Genauer gesagt um den Anfang des Wegs, die an seiner süd-westlichen Seite liegende Grünfläche. Diese ist in den Augen der FWV mittlerweile als Parkplatz zweckentfremdet und ein „Schandfleck“. Die Fraktion beantragt, den Platz mit Natursteinen einzufassen, sodass ein Befahren mit Kraftfahrzeugen nicht mehr möglich ist. Gleichzeitig soll der Boden aufgelockert und als Blühwiese angelegt werden.

Befassen wird sich der Rat ferner mit der Neuverpachtung der Jagdbögen. Insgesamt sind es drei Bezirke, die die Gemeinde zu vergeben hat. Die Verwaltung wird dem Rat Vorschläge zur Verpachtung der drei Jagdbezirke machen. Sollte der Rat dem Vorschlag folgen, werden die neuen Jagdpächter – oder die alten, sofern Verträge verlängert werden – der Jagdgenossenschaftsversammlung auf einer Sitzung im November vorgestellt.

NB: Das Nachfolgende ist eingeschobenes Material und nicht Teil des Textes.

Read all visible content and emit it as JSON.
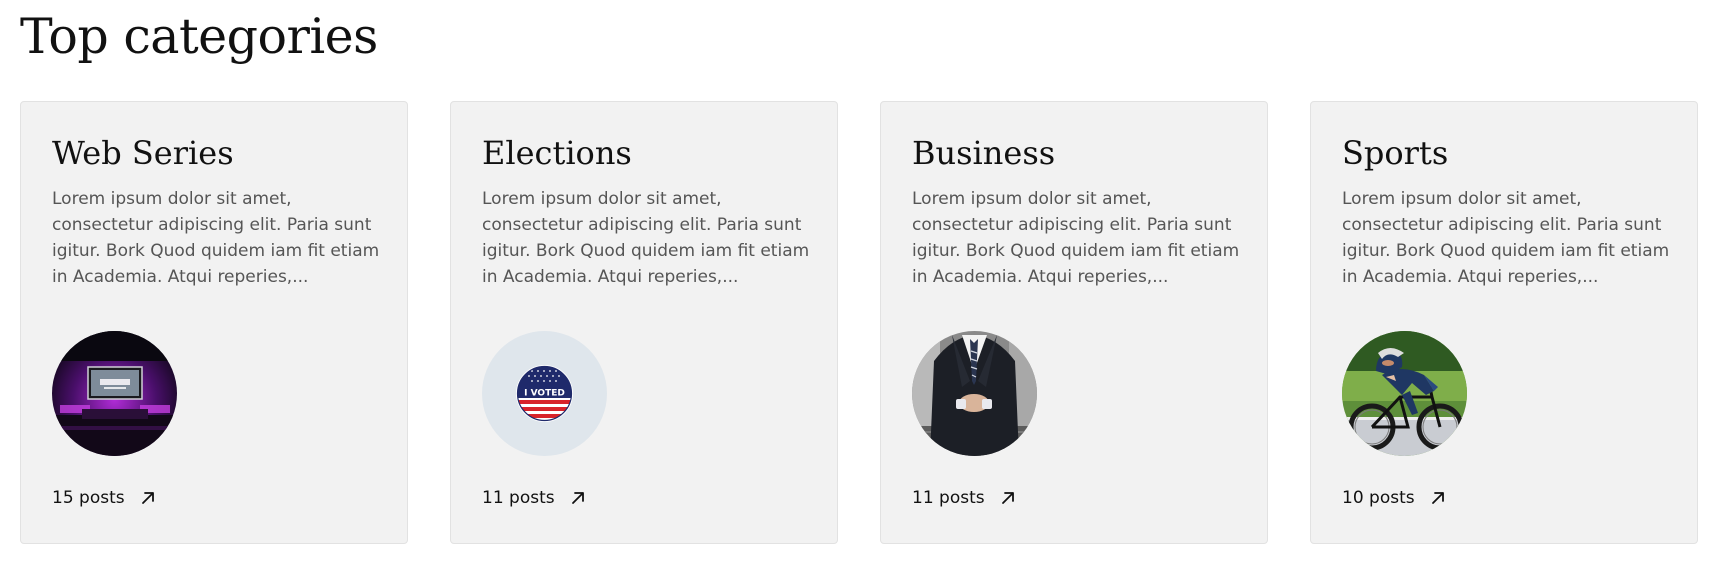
{
  "section": {
    "title": "Top categories"
  },
  "categories": [
    {
      "name": "Web Series",
      "description": "Lorem ipsum dolor sit amet, consectetur adipiscing elit. Paria sunt igitur. Bork Quod quidem iam fit etiam in Academia. Atqui reperies,...",
      "posts": "15 posts",
      "image": "gaming-room-with-tv"
    },
    {
      "name": "Elections",
      "description": "Lorem ipsum dolor sit amet, consectetur adipiscing elit. Paria sunt igitur. Bork Quod quidem iam fit etiam in Academia. Atqui reperies,...",
      "posts": "11 posts",
      "image": "i-voted-sticker",
      "sticker_text": "I VOTED"
    },
    {
      "name": "Business",
      "description": "Lorem ipsum dolor sit amet, consectetur adipiscing elit. Paria sunt igitur. Bork Quod quidem iam fit etiam in Academia. Atqui reperies,...",
      "posts": "11 posts",
      "image": "man-in-suit"
    },
    {
      "name": "Sports",
      "description": "Lorem ipsum dolor sit amet, consectetur adipiscing elit. Paria sunt igitur. Bork Quod quidem iam fit etiam in Academia. Atqui reperies,...",
      "posts": "10 posts",
      "image": "road-cyclist"
    }
  ],
  "icons": {
    "footer_link": "arrow-up-right-icon"
  },
  "colors": {
    "card_background": "#f2f2f2",
    "card_border": "#e2e2e2",
    "title_text": "#111111",
    "body_text": "#555555"
  }
}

Platz für erneuerbare Energien

Befassen wird sich der Rat mit einer Änderung der Satzung des Zweckverbandes High-Speed-Netz Rhein-Neckar, der 2014 gegründet wurde und dem neben dem Rhein-Neckar-Kreis auch die 54 Kommunen des Rhein-Neckar-Kreises bei der Gründung angehörten. Im Wesentlichen geht es bei der Änderung um die Gewichtung der Stimmen.

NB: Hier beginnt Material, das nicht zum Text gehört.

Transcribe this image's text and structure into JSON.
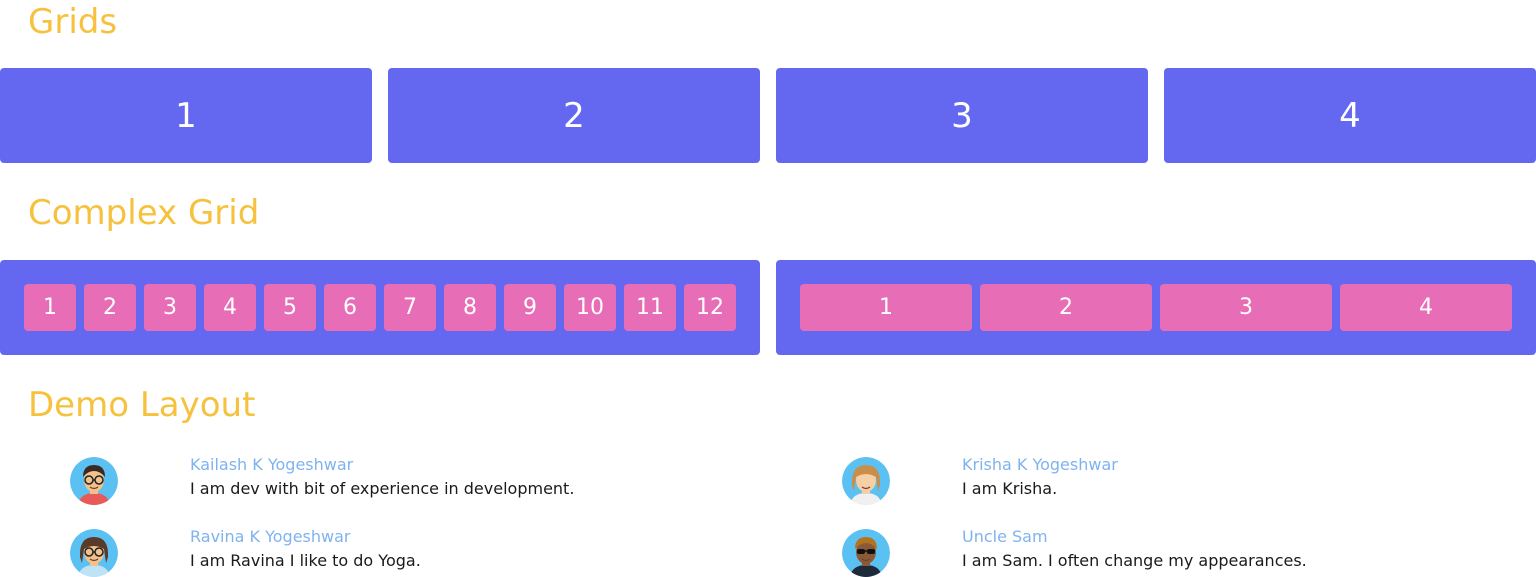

Neu gefasst werden soll der Bebauungsplan „Hockenheimer Flur I“. Mit der Neufassung will es die Verwaltung Bauherrn ermöglichen, regenerative Energien stärker zu nutzen. Eine Änderung, die laut Verwaltung im vereinfachten Verfahren durchgeführt werden kann.

Womit die Tagesordnung der kommenden Sitzung bei den Bauanträgen angelangt wäre. So wird sich der Rat mit Plänen zur Errichtung einer Photovoltaikanlage auf einer landwirtschaftlichen Fläche in der Nähe des Neulußheimer Rewe-Marktes befassen, über den Bau eines Einfamilienhauses in der Mozartstraße entscheiden und Stellungnahme zu einem Bebauungsplan der Nachbarkommune Hockenheim nehmen. Dieser betrifft die Schwetzinger Straße in der Großen Kreisstadt und berührt die Belange der Gemeinde nicht. Gleiches gilt für einen Bebauungsplan der Stadt Speyer, der die Belange der Gemeinde gleichfalls nicht tangiert.

Bekanntgaben, Mitteilungen und Anfragen schließen den öffentlichen Teil der Sitzung ab, zu dem die Bevölkerung eingeladen ist.